Auch in seiner Abhandlung über die Flussschifffahrt von 1699 demonstriert Vauban mit seinen Berechnungen die Überlegenheit der Wasserwege und fordert dazu auf, die Flüsse schiffbar zu machen. Auf der Basis eigener Beobachtungen, sowie ihm zugesandter Karten und Abhandlungen, entwirft er einen Gesamtplan, in den 143 Flüsse einbezogen sind. (MV 233/34) Seine Vorschläge für ein alle schiffbaren Flüsse Frankreichs verbindendes Kanalsystem werden 200 Jahre später durch den für die öffentlichen Arbeiten zuständigen Minister Saulces de Freycinet (1828-1923)  verwirklicht.
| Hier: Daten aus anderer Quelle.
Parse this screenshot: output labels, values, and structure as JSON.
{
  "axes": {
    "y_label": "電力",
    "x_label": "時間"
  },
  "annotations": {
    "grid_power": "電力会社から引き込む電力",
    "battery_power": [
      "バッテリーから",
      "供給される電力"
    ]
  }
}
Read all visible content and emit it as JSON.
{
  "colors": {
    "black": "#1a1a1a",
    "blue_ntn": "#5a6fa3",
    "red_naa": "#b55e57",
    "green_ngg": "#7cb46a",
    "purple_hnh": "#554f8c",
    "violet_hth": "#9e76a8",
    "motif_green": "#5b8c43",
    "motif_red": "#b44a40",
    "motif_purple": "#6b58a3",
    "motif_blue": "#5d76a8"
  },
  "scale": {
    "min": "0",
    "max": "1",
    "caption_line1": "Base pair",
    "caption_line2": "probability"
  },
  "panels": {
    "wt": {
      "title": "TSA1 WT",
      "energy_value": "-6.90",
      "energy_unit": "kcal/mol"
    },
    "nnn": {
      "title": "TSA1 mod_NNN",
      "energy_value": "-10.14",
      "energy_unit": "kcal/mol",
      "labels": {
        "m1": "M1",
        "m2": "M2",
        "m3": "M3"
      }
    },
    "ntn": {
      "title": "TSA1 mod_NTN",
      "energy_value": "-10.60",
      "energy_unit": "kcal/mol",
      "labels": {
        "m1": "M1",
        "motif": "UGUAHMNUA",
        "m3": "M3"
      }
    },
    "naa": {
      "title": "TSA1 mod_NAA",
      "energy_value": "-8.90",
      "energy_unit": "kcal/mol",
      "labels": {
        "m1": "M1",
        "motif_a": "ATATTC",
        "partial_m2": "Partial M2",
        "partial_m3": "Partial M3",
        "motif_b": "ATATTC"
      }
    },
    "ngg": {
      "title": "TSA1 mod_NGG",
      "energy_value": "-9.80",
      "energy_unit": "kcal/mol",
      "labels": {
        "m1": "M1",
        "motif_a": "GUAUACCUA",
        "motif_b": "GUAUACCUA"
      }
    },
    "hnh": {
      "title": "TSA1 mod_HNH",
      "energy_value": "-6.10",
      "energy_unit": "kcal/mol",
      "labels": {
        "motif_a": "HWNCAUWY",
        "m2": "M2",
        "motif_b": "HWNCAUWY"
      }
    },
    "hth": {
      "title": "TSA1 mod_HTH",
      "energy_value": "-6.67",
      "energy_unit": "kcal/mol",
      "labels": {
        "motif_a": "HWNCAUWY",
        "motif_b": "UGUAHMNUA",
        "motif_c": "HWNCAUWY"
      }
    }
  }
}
Ein anders geartetes Beispiel für Vaubans breit gestreutes Interesse: seine Abhandlung über die Pflege des Waldes von 1701. Er macht die Erfahrung: Wer baut, der zerstört auch und zieht daraus die notwendigen Schlüsse: Fast 200 Jahre bevor sich gegen Ende des 19. Jahrhunderts die Ökologie als Wissenschaft etabliert und ökologische Forschung zunehmend systematisch betrieben wird, interessiert sich Vauban für ökologische Fragen.
Seitdem er bei einer Reihe seiner Projekte die Abholzung von größeren Waldstücken miterlebt und die schädlichen Folgen beobachtet hat, die sich daraus ergeben, beschäftigt er sich im Detail mit der Anpflanzung neuer und der Pflege bestehender Wälder. Er plant Pflanzschulen, beschäftigt sich mit verschiedenen Pflanzungsarten, mit der Gestalt und der Größe von Bäumen und mit dem Baumschnitt. Er beklagt,  „dass es in Frankreich fast überall an Holz zum Bauen fehlt oder dass es, zumindest, sehr rar geworden ist und von Tag zu Tag rarer wird. Ich kenne Landstriche, wo es mehrere tausend Tagwerk Hochwald gegeben hat, wo man jetzt kaum noch zehn finden würde; alles ist verkauft, gefällt und zersägt worden“ (VI 78).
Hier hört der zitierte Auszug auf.